Geniale davanti alla macchina da presa e sregolato nella vita privata, nel 2018 Flavio Bucci aveva raccontato se stesso in una lunga intervista rilasciata al Corriere della Sera, in cui raccontava di essere finito in povertà per colpa degli eccessi, del consumo di alcolici e di cocaina, tanto da andare a vivere in una casa famiglia a Passoscuro: "Per fortuna ho speso tutto in donne, manco tanto, che me la davano gratis, vodka e cocaina. Scarpe e cravatte che non mettevo mai. Mi sparavo cinque grammi di coca al giorno, solo di polvere avrò bruciato 7 miliardi.
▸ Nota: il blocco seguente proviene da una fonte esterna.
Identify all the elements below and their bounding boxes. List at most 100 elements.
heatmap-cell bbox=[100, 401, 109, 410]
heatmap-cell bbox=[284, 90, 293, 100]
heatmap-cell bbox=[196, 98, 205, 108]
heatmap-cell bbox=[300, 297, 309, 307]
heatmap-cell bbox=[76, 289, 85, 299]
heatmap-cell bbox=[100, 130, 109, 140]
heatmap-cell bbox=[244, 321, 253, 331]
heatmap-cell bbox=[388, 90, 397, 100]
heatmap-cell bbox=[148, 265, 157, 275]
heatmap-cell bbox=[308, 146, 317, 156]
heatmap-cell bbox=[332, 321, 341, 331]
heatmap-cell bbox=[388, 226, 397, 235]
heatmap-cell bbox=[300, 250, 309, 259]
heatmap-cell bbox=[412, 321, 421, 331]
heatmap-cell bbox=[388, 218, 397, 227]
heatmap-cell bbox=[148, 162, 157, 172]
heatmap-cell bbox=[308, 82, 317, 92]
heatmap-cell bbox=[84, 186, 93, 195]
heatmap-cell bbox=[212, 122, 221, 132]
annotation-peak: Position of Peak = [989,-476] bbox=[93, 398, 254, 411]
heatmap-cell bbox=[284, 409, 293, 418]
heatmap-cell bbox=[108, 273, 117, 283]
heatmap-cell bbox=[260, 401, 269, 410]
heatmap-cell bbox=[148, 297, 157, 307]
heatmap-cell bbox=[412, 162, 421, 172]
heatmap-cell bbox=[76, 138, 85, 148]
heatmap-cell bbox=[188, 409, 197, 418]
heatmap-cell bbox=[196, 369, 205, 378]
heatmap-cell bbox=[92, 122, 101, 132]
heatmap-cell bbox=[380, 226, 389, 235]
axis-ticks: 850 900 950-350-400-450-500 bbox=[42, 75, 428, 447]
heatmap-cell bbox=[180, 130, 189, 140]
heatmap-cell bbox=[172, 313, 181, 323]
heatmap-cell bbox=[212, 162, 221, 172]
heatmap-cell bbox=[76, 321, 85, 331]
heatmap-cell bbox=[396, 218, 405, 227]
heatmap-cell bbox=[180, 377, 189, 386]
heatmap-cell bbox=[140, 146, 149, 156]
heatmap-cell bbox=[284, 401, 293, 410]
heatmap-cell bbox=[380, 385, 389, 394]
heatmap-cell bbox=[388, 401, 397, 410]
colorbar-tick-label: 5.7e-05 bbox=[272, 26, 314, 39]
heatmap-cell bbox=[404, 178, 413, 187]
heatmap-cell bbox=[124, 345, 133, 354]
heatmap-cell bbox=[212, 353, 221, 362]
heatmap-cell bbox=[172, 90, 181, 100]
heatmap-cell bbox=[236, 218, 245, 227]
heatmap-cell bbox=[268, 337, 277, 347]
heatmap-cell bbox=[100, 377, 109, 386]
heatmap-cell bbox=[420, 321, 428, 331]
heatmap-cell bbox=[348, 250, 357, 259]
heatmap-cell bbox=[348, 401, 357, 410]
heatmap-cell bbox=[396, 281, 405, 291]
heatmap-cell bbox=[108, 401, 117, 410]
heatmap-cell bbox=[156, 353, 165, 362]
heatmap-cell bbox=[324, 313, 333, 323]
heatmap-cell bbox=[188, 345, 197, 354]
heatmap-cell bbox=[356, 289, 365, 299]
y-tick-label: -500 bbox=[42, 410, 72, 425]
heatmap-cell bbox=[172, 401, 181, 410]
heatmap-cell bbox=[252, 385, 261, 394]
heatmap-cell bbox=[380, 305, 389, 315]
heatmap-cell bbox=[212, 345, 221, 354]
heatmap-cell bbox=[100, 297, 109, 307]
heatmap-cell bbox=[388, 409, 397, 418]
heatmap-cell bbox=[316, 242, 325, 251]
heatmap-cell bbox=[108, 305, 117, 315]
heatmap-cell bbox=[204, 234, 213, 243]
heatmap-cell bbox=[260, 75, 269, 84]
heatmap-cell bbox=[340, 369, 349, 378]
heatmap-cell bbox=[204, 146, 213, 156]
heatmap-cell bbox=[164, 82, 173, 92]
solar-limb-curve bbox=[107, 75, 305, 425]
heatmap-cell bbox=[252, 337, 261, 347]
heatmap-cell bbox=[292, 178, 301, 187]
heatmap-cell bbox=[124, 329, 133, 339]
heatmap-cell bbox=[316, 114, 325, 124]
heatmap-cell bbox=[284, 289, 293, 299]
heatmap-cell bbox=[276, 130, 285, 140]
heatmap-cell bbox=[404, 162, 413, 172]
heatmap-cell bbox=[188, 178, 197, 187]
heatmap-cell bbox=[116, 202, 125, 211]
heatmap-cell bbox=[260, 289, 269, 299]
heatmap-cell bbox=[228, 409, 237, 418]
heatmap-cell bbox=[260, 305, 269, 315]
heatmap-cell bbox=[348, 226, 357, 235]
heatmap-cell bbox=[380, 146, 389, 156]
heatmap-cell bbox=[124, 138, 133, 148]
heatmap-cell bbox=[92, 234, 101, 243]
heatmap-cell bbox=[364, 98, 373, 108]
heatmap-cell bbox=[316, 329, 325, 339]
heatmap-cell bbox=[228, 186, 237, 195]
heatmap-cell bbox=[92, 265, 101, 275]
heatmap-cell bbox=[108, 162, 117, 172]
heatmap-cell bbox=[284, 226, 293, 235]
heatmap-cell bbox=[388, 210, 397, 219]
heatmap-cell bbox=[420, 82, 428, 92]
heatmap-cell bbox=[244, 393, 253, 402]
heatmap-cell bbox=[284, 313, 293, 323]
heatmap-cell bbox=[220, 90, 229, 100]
L'alcol mi ha distrutto? Mah, ha mai provato a ubriacarsi? È bellissimo. Lasci perdere discorsi di morale, che non ho. E poi cos'è che fa bene? Lavorare dalla mattina alla sera per arricchire qualcuno? Non sono stato un buon padre, lo so. Ma la vita è una somma di errori, di gioie e di piaceri, non mi pento di niente, ho amato, ho riso, ho vissuto, vi pare poco?".

Scelte per le quali l'attore, non provava nessun rimorso: "La vita è una ed è tua, puoi farci quello che vuoi. Non mi sento colpevole verso nessuno, non ho rimpianti oppure se preferisce posso anche dirle che ne ho, tanto non potrei cambiare niente. La verità è che tutti ti pretendono a loro immagine e somiglianza, però io sono come sono. Non mi voglio assolvere da solo e non voglio nemmeno andare in Paradiso, che poi sai che noia lassù". A leggerle oggi queste parole sembrano una specie di testamento.